Benign nonphysiologic lesions with increased 18F-FDG uptake on PET/CT: characterization and incidence

AJR Am J Roentgenol. 2007 Nov;189(5):1203-10. doi: 10.2214/AJR.07.2083.


Objective: The objective of our study was to characterize benign lesions showing increased 18F-FDG uptake and to determine their incidence on whole-body FDG PET/CT performed in oncologic patients. In addition, the performance of PET alone and PET/CT in characterizing lesions as benign was compared.

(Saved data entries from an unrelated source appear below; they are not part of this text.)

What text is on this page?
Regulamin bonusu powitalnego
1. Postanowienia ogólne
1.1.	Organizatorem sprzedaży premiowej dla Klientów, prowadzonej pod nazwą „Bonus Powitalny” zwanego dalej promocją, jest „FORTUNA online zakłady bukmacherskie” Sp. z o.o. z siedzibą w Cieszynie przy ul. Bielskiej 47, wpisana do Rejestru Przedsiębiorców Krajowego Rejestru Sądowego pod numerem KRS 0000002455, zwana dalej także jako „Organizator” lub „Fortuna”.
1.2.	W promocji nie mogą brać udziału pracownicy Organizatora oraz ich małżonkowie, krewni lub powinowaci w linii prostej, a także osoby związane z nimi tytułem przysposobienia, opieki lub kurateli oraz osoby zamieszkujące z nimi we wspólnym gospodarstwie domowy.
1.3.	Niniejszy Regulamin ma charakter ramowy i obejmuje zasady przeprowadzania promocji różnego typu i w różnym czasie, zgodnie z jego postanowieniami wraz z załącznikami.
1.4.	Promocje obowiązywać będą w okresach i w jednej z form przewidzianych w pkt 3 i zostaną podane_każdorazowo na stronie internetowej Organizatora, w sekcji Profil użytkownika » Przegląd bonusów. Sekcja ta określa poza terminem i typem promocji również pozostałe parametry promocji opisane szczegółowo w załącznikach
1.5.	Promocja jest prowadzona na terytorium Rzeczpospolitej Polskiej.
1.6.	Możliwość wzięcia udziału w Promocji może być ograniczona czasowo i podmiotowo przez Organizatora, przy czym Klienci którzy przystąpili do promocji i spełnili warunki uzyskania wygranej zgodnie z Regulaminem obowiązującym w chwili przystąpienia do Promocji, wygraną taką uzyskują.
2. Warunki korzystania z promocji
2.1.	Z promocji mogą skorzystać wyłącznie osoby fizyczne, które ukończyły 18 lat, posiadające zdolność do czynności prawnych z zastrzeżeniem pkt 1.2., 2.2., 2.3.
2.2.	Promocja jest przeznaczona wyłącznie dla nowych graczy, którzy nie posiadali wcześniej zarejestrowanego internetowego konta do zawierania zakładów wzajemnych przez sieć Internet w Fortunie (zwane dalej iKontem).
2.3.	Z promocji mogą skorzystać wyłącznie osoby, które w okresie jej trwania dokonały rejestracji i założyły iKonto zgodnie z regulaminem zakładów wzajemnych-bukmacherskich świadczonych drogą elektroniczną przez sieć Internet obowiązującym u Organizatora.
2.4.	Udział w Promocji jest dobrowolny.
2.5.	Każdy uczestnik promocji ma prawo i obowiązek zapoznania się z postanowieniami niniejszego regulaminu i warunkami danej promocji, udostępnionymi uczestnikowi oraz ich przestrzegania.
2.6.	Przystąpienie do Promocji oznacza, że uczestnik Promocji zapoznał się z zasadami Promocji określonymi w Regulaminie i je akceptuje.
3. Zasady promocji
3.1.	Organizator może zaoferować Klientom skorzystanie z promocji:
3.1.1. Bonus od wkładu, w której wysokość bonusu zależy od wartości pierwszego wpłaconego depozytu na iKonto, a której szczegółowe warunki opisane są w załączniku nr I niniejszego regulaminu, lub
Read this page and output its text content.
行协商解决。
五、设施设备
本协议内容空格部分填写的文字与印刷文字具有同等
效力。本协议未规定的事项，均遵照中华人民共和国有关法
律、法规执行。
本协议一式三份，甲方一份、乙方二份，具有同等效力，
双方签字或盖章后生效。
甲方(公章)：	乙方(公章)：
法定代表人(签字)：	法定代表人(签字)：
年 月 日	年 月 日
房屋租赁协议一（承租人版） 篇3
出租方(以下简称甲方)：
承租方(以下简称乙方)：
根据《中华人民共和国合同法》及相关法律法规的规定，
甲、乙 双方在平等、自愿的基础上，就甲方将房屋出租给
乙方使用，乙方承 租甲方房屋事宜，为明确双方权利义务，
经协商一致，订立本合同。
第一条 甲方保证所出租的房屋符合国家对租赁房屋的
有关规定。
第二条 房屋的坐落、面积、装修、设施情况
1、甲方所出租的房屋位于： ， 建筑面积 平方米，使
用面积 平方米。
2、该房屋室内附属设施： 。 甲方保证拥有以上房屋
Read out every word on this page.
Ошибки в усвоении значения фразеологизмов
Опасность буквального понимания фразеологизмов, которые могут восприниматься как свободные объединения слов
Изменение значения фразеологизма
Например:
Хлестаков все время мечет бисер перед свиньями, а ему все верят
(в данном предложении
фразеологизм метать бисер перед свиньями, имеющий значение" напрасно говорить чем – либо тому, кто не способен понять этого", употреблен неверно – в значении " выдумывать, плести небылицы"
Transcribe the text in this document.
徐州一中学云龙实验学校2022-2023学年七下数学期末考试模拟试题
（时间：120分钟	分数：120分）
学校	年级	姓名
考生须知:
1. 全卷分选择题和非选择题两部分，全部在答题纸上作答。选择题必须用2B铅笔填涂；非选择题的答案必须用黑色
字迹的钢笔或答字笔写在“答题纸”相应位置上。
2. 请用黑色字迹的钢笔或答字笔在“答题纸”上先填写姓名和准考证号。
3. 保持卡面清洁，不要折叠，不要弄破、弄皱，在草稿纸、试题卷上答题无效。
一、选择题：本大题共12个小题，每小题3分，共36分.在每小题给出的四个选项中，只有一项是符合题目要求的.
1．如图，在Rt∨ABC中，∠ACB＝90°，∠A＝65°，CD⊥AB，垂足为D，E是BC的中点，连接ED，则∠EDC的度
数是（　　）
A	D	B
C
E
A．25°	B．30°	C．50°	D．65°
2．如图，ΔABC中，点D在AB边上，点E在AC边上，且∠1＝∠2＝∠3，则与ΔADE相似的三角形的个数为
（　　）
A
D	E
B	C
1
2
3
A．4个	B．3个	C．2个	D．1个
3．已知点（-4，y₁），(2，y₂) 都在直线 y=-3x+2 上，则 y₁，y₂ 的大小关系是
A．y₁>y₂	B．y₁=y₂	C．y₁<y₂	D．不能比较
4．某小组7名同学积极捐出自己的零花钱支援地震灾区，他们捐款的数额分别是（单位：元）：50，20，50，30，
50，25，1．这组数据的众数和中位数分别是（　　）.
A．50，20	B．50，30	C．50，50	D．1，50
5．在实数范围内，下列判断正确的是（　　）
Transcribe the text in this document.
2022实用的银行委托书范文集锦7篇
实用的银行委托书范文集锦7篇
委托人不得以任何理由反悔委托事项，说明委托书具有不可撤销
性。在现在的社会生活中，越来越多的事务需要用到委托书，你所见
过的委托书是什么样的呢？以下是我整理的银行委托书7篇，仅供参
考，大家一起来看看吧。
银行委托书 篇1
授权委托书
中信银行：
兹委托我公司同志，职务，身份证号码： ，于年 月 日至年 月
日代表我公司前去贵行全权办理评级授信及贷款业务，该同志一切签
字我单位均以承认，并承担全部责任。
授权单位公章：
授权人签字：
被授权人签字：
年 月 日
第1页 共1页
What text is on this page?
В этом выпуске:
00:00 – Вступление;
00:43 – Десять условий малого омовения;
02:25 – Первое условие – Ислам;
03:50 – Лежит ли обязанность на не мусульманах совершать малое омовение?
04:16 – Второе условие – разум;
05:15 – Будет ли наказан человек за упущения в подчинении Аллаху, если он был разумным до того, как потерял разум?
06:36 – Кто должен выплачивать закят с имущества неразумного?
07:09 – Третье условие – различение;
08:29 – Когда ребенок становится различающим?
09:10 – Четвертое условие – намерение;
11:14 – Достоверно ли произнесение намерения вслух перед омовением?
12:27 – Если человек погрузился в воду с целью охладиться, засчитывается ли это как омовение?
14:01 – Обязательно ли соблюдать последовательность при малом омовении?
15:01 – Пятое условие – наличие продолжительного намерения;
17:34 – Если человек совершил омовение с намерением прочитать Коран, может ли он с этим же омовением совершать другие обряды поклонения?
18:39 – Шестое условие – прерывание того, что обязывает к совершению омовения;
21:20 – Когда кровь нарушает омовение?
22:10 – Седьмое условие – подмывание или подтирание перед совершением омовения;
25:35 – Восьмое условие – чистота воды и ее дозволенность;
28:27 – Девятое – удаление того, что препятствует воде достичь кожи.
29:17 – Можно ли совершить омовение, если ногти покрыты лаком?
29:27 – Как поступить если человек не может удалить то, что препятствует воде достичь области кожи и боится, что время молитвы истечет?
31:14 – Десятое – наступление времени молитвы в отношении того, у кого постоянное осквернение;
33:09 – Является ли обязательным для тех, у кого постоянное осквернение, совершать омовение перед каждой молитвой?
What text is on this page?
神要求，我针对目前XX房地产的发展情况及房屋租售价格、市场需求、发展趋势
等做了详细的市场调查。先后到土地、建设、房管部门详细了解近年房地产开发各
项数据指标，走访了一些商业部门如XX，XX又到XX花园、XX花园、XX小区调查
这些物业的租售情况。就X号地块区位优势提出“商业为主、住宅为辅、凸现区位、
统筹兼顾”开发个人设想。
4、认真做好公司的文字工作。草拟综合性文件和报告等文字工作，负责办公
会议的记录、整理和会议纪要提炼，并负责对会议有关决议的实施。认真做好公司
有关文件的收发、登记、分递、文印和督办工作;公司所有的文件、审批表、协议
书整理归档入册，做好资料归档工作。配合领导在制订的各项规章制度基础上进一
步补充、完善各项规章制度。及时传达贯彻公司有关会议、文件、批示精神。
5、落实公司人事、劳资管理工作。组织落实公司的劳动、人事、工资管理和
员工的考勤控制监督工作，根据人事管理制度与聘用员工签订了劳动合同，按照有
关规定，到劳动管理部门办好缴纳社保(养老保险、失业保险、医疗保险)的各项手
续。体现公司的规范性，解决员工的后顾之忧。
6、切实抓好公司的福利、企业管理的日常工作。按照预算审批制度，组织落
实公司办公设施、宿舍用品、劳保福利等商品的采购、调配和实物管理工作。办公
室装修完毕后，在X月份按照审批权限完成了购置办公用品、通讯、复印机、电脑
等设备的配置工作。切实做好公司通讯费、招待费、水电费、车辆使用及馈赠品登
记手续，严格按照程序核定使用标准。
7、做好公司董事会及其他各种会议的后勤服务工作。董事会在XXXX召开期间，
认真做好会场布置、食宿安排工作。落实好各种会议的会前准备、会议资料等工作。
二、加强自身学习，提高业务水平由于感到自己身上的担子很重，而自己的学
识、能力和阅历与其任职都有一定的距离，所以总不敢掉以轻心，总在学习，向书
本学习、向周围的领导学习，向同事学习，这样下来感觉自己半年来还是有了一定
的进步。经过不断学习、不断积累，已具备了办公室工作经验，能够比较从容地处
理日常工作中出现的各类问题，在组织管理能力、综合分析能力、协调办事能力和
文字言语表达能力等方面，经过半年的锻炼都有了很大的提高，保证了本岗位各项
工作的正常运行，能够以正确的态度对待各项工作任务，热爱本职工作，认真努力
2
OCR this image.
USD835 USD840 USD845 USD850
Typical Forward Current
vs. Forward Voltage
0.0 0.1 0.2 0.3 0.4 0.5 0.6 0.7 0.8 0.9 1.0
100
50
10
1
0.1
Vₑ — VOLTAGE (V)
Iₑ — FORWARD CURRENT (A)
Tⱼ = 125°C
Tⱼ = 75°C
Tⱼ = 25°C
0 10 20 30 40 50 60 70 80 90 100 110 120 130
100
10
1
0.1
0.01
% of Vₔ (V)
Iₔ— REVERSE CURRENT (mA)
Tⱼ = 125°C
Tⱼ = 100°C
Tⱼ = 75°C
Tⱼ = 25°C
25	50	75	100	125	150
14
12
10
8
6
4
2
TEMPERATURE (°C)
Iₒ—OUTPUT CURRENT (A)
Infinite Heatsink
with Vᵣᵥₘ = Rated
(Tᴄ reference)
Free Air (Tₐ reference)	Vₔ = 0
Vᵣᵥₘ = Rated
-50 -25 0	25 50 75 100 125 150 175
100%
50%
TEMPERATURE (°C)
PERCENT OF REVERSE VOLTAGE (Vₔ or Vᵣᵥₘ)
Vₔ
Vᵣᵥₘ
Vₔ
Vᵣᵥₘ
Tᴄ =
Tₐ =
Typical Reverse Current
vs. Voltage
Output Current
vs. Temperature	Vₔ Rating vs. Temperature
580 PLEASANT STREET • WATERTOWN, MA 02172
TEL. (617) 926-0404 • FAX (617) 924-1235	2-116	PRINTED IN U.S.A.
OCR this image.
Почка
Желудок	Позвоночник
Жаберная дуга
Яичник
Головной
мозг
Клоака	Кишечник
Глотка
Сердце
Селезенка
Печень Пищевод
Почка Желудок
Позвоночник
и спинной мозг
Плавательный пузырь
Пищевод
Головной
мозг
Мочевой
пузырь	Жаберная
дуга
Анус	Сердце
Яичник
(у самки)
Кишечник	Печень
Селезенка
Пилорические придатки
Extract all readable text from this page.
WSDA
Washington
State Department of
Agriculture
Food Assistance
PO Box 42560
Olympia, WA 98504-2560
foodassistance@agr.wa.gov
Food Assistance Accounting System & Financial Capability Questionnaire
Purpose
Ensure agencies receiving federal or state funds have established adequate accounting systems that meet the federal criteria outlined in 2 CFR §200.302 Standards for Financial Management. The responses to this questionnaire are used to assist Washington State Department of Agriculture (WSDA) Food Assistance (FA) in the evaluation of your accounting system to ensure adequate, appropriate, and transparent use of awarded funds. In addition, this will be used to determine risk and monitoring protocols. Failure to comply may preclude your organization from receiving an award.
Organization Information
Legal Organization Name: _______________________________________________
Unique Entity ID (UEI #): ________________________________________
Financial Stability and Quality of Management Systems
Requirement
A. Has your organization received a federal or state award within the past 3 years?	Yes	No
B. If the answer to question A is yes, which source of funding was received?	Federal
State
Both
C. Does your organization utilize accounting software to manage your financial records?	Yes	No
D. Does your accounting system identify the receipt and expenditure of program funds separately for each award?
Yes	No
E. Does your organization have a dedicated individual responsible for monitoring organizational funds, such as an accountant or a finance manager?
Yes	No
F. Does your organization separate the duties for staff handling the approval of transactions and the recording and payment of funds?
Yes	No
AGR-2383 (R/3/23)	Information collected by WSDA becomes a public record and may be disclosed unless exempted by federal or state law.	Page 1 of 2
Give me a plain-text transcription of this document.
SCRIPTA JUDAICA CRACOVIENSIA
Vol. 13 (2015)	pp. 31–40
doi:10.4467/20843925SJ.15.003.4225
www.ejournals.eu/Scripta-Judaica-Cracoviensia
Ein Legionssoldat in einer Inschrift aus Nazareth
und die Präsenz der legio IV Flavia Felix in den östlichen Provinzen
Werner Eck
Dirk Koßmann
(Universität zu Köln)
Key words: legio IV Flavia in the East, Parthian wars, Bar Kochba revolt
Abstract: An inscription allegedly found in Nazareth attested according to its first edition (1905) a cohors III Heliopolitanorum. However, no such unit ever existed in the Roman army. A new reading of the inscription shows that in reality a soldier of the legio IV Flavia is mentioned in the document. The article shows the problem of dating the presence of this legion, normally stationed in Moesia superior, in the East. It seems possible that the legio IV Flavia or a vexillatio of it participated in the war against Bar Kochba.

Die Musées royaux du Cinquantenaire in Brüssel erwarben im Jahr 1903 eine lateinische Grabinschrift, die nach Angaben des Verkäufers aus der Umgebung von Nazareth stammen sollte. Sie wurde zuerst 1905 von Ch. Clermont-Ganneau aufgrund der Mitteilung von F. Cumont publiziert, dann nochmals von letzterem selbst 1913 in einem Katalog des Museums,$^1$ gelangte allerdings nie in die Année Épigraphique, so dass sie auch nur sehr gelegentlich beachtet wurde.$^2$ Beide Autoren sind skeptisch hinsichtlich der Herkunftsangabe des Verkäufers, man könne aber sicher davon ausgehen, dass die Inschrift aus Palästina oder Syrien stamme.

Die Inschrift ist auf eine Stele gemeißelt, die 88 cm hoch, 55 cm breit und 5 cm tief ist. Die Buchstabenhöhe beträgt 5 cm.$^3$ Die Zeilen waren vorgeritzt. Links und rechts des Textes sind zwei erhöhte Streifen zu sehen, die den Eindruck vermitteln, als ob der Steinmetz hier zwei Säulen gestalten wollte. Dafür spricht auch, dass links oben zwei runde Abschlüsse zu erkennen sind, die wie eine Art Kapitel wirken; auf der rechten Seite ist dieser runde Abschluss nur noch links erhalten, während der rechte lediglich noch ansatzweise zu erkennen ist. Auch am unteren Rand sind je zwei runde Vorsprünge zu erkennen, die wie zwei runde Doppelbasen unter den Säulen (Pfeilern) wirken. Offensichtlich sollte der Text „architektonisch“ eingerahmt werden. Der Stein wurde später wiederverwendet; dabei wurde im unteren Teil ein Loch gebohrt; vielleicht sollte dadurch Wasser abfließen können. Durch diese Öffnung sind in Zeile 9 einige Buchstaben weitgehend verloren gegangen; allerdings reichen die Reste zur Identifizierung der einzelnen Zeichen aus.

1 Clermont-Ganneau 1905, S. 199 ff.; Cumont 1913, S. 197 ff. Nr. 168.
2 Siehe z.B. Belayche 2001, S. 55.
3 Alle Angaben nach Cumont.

Materials and methods: A retrospective review of 1,134 consecutive reports of PET/CT studies performed in patients with proven or suspected malignancy over a 6-month period yielded 289 patients with 313 lesions that showed increased FDG uptake but were suspected to be benign (nonphysiologic) or indeterminate. Lesions were subjectively categorized on the basis of the intensity of FDG uptake (mild, moderate, or marked) as compared with background activity. For each lesion, a decision was made as to whether a benign diagnosis could be obtained by the CT part of the study, the PET pattern, or clinical correlation, or whether histologic sampling was necessary. The performance of PET alone and PET/CT for characterizing lesions as benign was compared. Two hundred twenty-nine of the lesions were assessed further: 210 were benign and 19, malignant. The final diagnosis was determined by pathology (n = 67), PET/CT follow-up (n = 58), correlative imaging (n = 59), clinical correlation (n = 32), or typical benign pattern on PET/CT (n = 13).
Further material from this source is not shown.